Purpose: Colorectal cancer (CRC) screening policy is complex, dynamic and multi-factorial. There are many potential screening modalities with new options emerging, however with only a handful of randomized controlled trials supporting the effectiveness of the fecal occult blood test, and more recently, flexible sigmoidoscopy, the principal scientific evidence base is slow to evolve. Despite this, CRC screening programs vary widely across different jurisdictions. Building on past work, the study's purpose was to compare/contrast CRC screening policy processes in five Canadian provinces regarding (1) what constituted the formal policy decision and (2) how contextual evidence was used.
Method: A multiple case study design was employed with cases representing the policy-making processes in the five provinces (four provinces made major CRC screening policy announcements in 2007 while the fifth made recommendations in 2008). Key informant interviews and document analysis were the primary methods used. A purposive sample of clinical leaders, screening experts, administrative leaders and government officials were invited to participate. Documents sought included policy reports/announcements, planning documents, expert group guidance, and media reports. Interview data were transcribed and coded using NVivo qualitative analysis software.

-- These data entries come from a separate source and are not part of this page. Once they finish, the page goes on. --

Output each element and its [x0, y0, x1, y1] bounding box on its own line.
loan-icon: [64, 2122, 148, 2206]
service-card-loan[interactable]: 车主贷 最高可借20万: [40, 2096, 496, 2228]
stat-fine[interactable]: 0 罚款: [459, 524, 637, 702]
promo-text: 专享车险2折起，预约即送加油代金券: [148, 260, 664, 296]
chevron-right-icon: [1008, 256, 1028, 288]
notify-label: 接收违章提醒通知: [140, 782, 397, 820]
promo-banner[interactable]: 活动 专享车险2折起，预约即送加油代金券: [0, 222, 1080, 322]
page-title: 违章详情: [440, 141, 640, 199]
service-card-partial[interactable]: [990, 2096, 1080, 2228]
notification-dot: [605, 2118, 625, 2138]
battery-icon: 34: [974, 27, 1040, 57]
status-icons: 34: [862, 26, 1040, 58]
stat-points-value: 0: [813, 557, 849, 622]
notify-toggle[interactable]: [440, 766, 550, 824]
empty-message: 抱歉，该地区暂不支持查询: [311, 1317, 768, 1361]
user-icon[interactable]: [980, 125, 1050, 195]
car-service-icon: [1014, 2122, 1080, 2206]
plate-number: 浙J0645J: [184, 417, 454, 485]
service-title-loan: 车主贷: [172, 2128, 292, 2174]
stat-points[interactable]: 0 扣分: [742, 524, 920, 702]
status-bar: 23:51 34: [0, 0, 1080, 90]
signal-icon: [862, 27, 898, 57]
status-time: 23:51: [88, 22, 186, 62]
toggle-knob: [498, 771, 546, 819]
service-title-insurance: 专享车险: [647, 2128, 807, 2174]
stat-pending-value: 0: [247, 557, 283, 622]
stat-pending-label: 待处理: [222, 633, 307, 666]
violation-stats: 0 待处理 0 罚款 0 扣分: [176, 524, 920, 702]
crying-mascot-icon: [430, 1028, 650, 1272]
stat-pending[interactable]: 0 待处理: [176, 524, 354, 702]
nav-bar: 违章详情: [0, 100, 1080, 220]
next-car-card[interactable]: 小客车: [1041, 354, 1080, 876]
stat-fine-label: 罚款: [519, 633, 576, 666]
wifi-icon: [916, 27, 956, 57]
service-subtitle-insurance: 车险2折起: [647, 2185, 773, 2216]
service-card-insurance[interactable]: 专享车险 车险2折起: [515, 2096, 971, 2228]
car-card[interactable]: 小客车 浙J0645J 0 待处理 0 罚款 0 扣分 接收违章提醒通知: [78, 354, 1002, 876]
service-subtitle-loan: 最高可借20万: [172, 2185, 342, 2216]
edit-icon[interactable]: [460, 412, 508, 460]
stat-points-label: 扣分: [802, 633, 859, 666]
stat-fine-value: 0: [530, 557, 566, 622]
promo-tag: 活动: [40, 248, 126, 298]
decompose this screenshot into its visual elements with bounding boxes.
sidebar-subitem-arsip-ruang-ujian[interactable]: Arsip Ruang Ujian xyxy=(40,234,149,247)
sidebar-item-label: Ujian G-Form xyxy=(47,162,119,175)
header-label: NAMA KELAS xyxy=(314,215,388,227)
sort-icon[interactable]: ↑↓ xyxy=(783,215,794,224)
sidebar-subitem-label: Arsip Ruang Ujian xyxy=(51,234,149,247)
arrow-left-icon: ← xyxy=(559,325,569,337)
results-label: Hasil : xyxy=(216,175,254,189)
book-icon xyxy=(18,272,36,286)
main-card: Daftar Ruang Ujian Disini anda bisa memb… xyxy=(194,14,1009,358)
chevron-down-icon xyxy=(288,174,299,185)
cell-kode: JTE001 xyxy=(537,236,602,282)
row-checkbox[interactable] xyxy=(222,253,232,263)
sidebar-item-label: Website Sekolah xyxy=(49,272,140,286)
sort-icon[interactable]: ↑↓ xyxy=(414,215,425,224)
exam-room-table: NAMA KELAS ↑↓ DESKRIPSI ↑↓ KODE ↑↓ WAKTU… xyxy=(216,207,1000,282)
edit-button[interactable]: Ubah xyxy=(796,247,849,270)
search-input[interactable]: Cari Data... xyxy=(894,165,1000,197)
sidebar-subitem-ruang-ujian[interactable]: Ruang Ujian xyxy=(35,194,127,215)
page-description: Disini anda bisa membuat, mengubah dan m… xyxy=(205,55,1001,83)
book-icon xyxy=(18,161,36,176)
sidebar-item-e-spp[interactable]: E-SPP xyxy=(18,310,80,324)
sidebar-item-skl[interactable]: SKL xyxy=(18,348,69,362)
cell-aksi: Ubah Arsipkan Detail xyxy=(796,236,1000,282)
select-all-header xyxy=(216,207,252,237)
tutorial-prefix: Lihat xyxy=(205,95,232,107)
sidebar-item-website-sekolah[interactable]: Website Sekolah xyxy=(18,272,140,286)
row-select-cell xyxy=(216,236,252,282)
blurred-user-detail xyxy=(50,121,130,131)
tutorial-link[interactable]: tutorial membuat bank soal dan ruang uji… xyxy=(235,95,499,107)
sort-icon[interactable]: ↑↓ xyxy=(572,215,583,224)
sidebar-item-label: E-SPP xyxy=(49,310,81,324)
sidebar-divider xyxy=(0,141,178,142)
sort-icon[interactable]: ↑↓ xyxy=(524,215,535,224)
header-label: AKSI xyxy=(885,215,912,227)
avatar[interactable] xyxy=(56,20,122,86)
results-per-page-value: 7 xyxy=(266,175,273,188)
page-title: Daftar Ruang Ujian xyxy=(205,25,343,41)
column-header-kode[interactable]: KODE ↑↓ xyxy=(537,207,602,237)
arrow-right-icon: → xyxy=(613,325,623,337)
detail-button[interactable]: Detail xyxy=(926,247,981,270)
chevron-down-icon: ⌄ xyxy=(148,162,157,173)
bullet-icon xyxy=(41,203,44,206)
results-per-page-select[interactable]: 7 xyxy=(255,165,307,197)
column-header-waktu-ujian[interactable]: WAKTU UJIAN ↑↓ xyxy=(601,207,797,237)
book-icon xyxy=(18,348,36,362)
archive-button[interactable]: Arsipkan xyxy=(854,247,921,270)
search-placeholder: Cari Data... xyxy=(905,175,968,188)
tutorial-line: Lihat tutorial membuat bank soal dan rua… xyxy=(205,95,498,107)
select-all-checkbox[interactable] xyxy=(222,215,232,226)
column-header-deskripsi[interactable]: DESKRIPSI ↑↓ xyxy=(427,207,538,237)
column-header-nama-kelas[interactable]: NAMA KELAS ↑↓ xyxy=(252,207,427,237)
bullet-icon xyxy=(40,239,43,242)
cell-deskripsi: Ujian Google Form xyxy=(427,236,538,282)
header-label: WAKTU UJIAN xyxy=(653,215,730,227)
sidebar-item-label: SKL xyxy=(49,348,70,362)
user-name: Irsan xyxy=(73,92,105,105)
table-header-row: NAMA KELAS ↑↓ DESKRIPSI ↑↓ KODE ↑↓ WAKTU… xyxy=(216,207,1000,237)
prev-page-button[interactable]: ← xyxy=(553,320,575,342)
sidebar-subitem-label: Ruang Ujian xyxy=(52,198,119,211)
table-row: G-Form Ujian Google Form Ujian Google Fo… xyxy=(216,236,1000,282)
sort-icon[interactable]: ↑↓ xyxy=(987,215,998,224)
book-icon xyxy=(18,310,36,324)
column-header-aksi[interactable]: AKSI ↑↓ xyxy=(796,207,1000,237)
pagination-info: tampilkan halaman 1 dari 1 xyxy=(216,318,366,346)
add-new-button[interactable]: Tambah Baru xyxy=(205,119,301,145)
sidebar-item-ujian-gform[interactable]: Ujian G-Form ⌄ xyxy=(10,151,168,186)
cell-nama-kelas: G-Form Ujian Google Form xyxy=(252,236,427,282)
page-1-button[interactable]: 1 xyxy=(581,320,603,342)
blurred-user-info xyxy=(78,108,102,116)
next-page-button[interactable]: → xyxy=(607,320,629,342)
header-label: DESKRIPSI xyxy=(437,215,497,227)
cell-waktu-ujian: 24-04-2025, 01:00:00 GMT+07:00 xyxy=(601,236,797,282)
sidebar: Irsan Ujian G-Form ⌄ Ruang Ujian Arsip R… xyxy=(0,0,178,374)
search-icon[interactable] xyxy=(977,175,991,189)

Result: Considerable efforts were made to unpack what constituted a ‘policy-go’ decision, among many other important decisions in the process to establish a population-based CRC screening program in each province. Formal policy announcements varied in terms of funding approaches/commitment, program comprehensiveness, and implementation timeline. Several issues dominated policy deliberations, including optimal screening modality, clinical/laboratory infrastructure capacity, programmatic approach (e.g., public health vs. primary care), quality assurance methods and budget impact. Although scientific evidence is lacking for many of these key issues, particularly as focus shifts from effectiveness to implementation issues, the five cases varied widely in terms of their approach and/or use of contextual evidence. Some cases exhibited formal and strategic approaches to developing local contextual evidence to support their policy decisions, while other cases preferred to rely almost solely on externally derived evidence.
Conclusion: Population-based health policy decisions are complex, multi-factorial, dynamic and context-dependent. While the scientific evidence base often provides the impetus to initiate major policy decisions, the notable lack of structured approaches or guidance for integrating contextual evidence to support key aspects of these decisions makes them decidedly less evidence-informed than is optimal and needs to be addressed.